Ahmad Usman, Saleheen Danish, Bokhari Awais, Frossard Philippe M
Department of Biological and Biomedical Sciences, Faculty of Health Sciences, Medical College, Aga Khan University, Karachi, Pakistan.
Hypertens Res. 2005 Apr;28(4):339-44. doi: 10.1291/hypres.28.339.

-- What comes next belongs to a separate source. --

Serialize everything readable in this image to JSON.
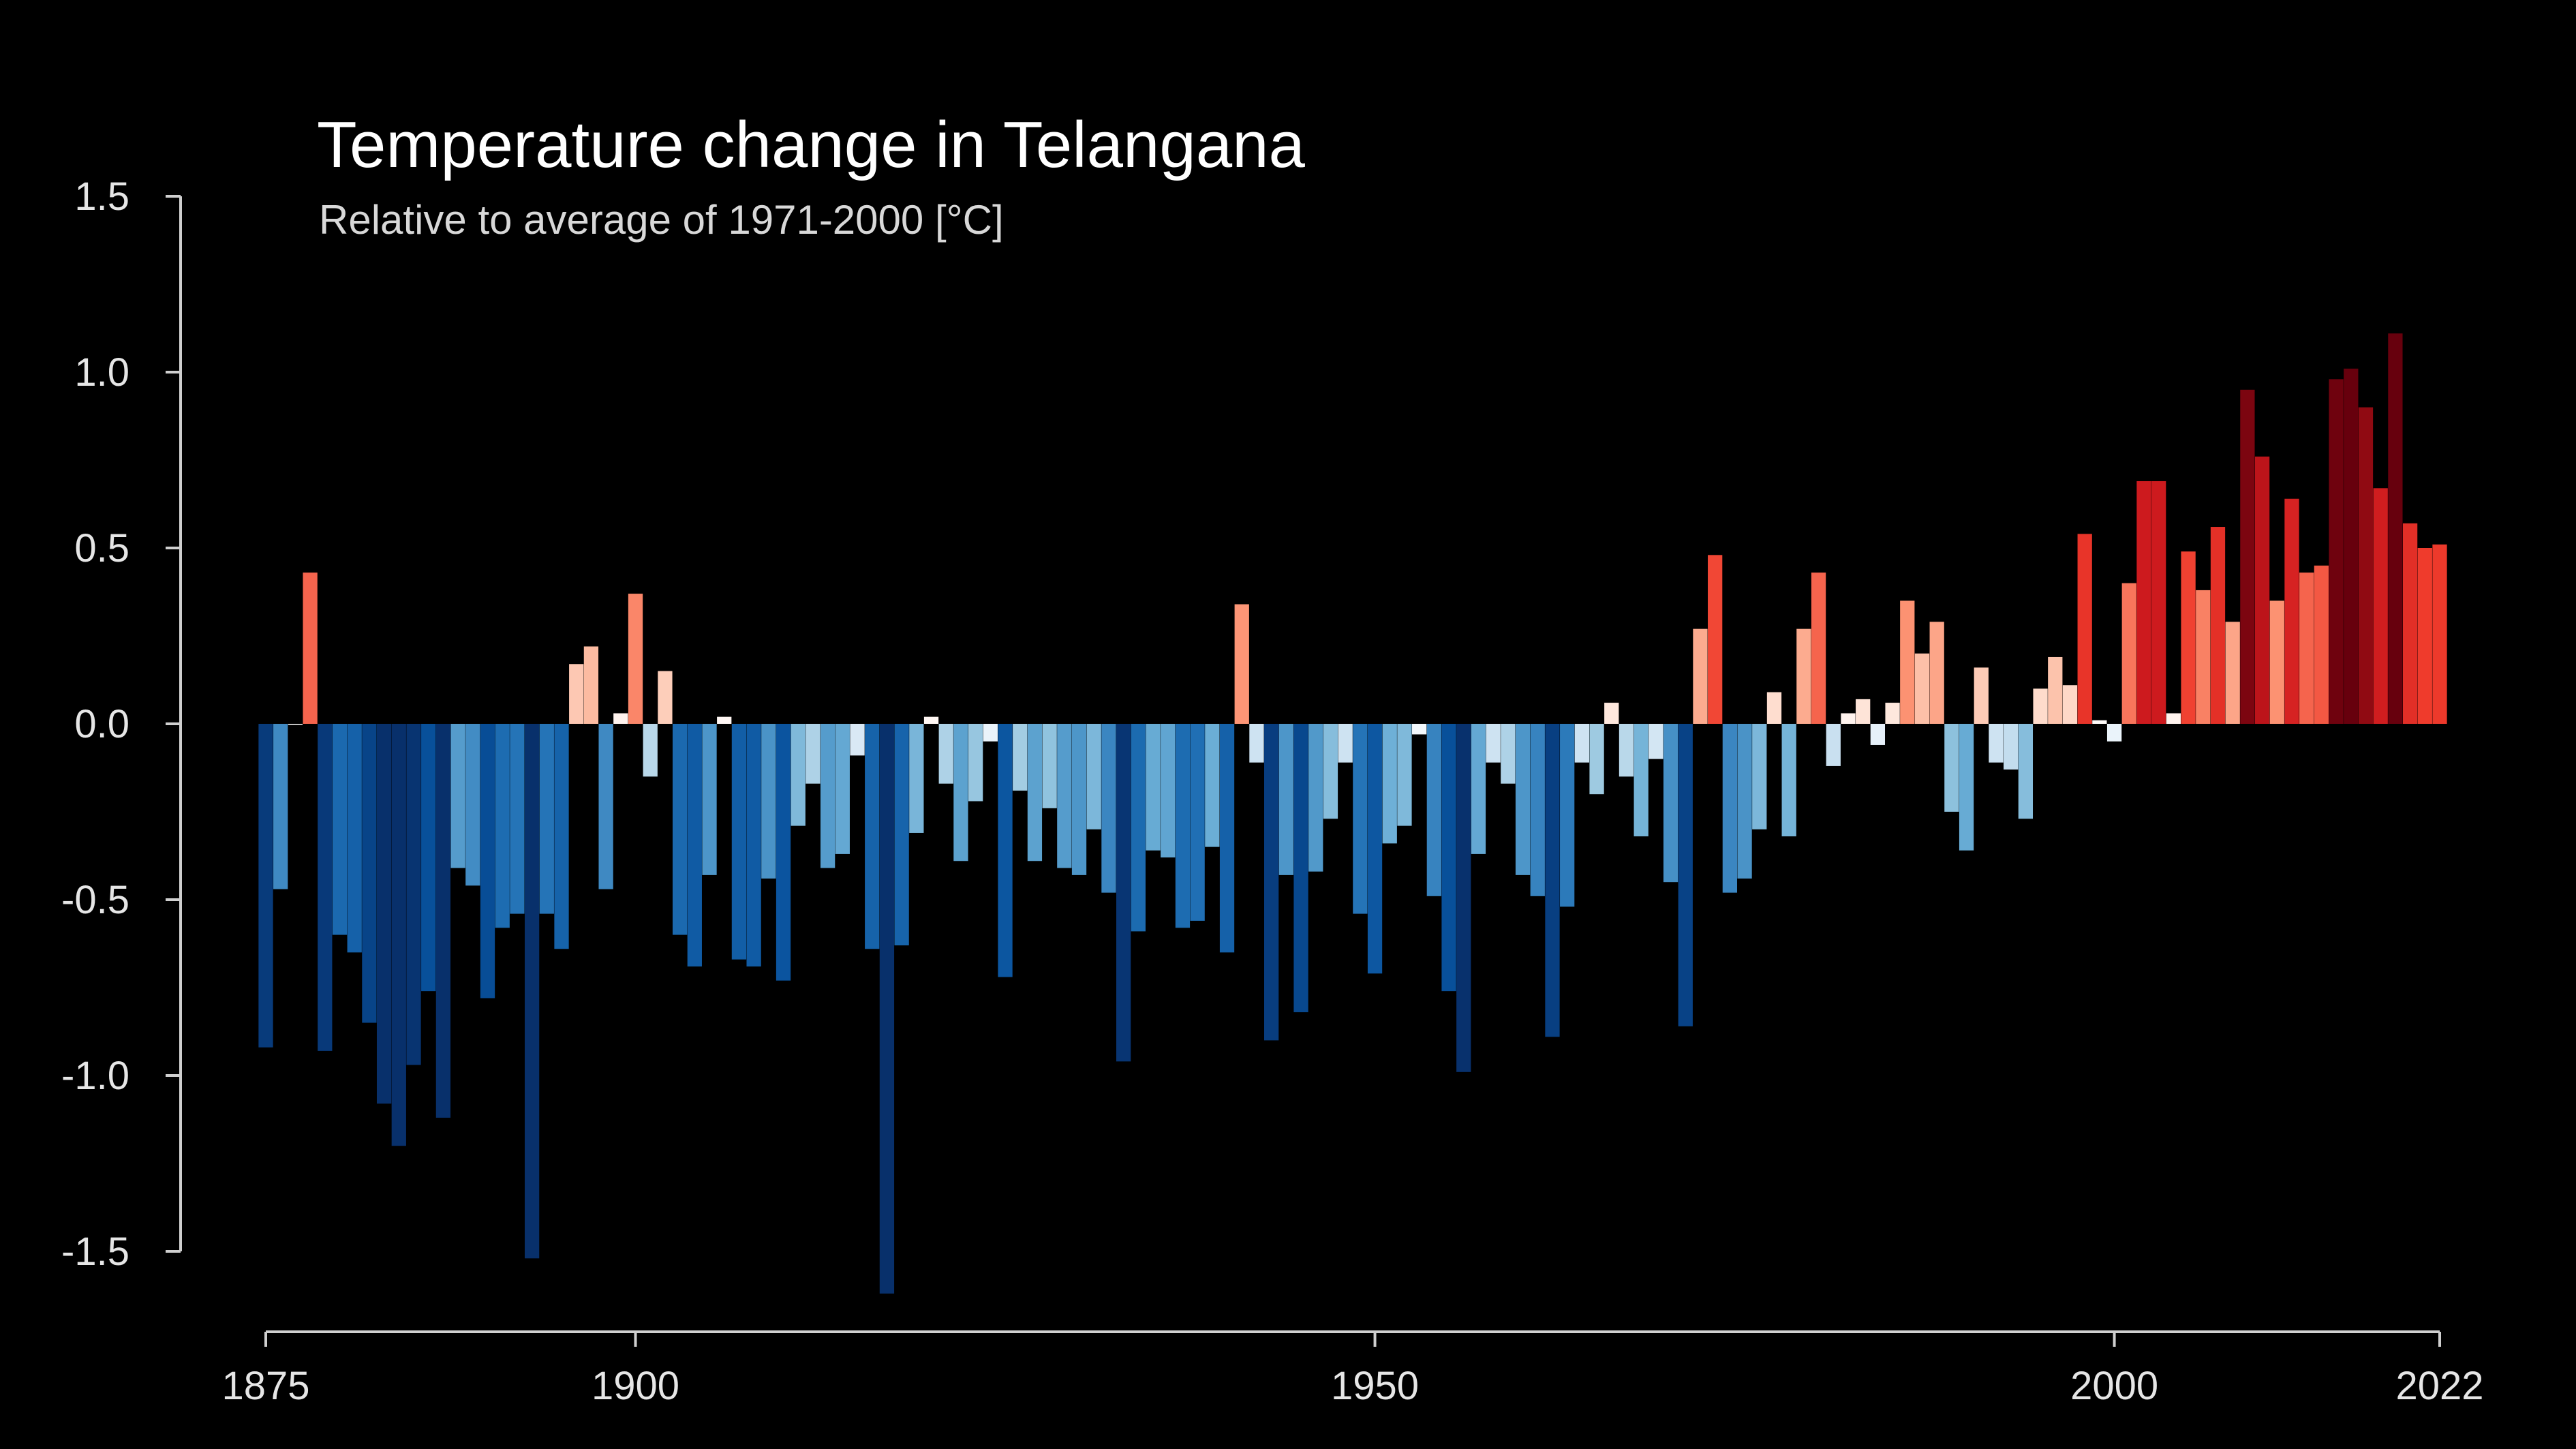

The objectives of this project were two-fold: to identify the genetic mutation that has been detected as an MboI dimorphism in intron 9 of the human renin (REN) gene and to confirm a previously reported, putative association between the REN MboI dimorphism and clinical diagnosis of essential hypertension (EHT) in a population of Gulf Arabs from the United Arab Emirates. Sequencing of the MboI dimorphic site was carried out on DNA of randomly chosen cases and controls. A retrospective case-control study was carried out in 689 unrelated subjects (326 first-time, clinically diagnosed hypertensives and 363 age- and gender-matched normotensive subjects), selected from the resident population of the Abu Dhabi Emirate. A polymerase chain reaction/MboI-RFLP based method was employed to compare genotype and allele distributions. Nucleotide sequences at the MboI site of the cut and uncut alleles were determined to be GATC and GGTC, respectively. This A>G mutation is located 10,631 base pairs (bp) 3' to the start of the REN gene, and 79 bp 3' to the end of exon 9. The genotype distributions of the REN 10631A>G dimorphism were found to be significantly different between hypertensive and normotensive subjects (x2= 42.29, df=2, p<0.001). Frequencies of A alleles were 0.54 in EHT vs. 0.37 in normotensive subjects, which is even more demarcated than what was found previously. The frequency of AA genotypes was higher in the hypertensive group than in the normotensive group (34.7% vs. 14.0%). The quantification of the association of A alleles with increased risk of EHT was assessed with corresponding odds ratios (OR), which gave the following values: OR of GG vs. AG genotypes, 1.3 (95% confidence interval [CI]: 0.90-1.88); OR of GG vs. AA, 3.75 (95% CI: 2.41-5.86). In conclusion, REN 10631A alleles are significantly associated with EHT in the Emirati population. This has now been found in two different and therefore independent sample populations from the Abu Dhabi Emirate. Moreover, this genetic effect seems to be acting in a recessive fashion. Hence, either the REN gene itself, or another gene that is in linkage disequilibrium with REN 10631A>G, is implicated in the pathogenesis of EHT in Emirati.
确定在人类肾素(REN)基因第9内含子中检测为MboI二态性的基因突变,并在来自阿拉伯联合酋长国的海湾阿拉伯人群体中,证实先前报道的REN MboI二态性与原发性高血压(EHT)临床诊断之间的假定关联。对随机选择的病例和对照的DNA进行MboI二态性位点测序。在从阿布扎比酋长国常住人口中选取的689名无亲缘关系的受试者(326名首次临床诊断为高血压的患者和363名年龄及性别匹配的血压正常受试者)中开展了一项回顾性病例对照研究。采用基于聚合酶链反应/MboI-RFLP的方法比较基因型和等位基因分布。切割和未切割等位基因的MboI位点的核苷酸序列分别确定为GATC和GGTC。这种A>G突变位于REN基因起始位点下游10,631个碱基对(bp)处,外显子9末端下游79 bp处。发现REN 10631A>G二态性的基因型分布在高血压患者和血压正常受试者之间存在显著差异(x2 = 42.29,自由度df = 2,p < 0.001)。EHT患者中A等位基因的频率为0.54,而血压正常受试者中为0.37,这一差异比之前发现的更为明显。高血压组中AA基因型的频率高于血压正常组(34.7%对14.0%)。用相应的优势比(OR)评估A等位基因与EHT风险增加的关联程度,结果如下:GG与AG基因型的OR为1.3(95%置信区间[CI]:0.90 - 1.88);GG与AA基因型的OR为3.75(95% CI:2.41 - 5.86)。总之,REN 10631A等位基因与阿联酋人群中的EHT显著相关。这一结果现已在来自阿布扎比酋长国的两个不同且独立的样本群体中得到证实。此外,这种遗传效应似乎以隐性方式起作用。因此,要么是REN基因本身,要么是与REN 10631A>G处于连锁不平衡状态的另一个基因,与阿联酋人群EHT的发病机制有关。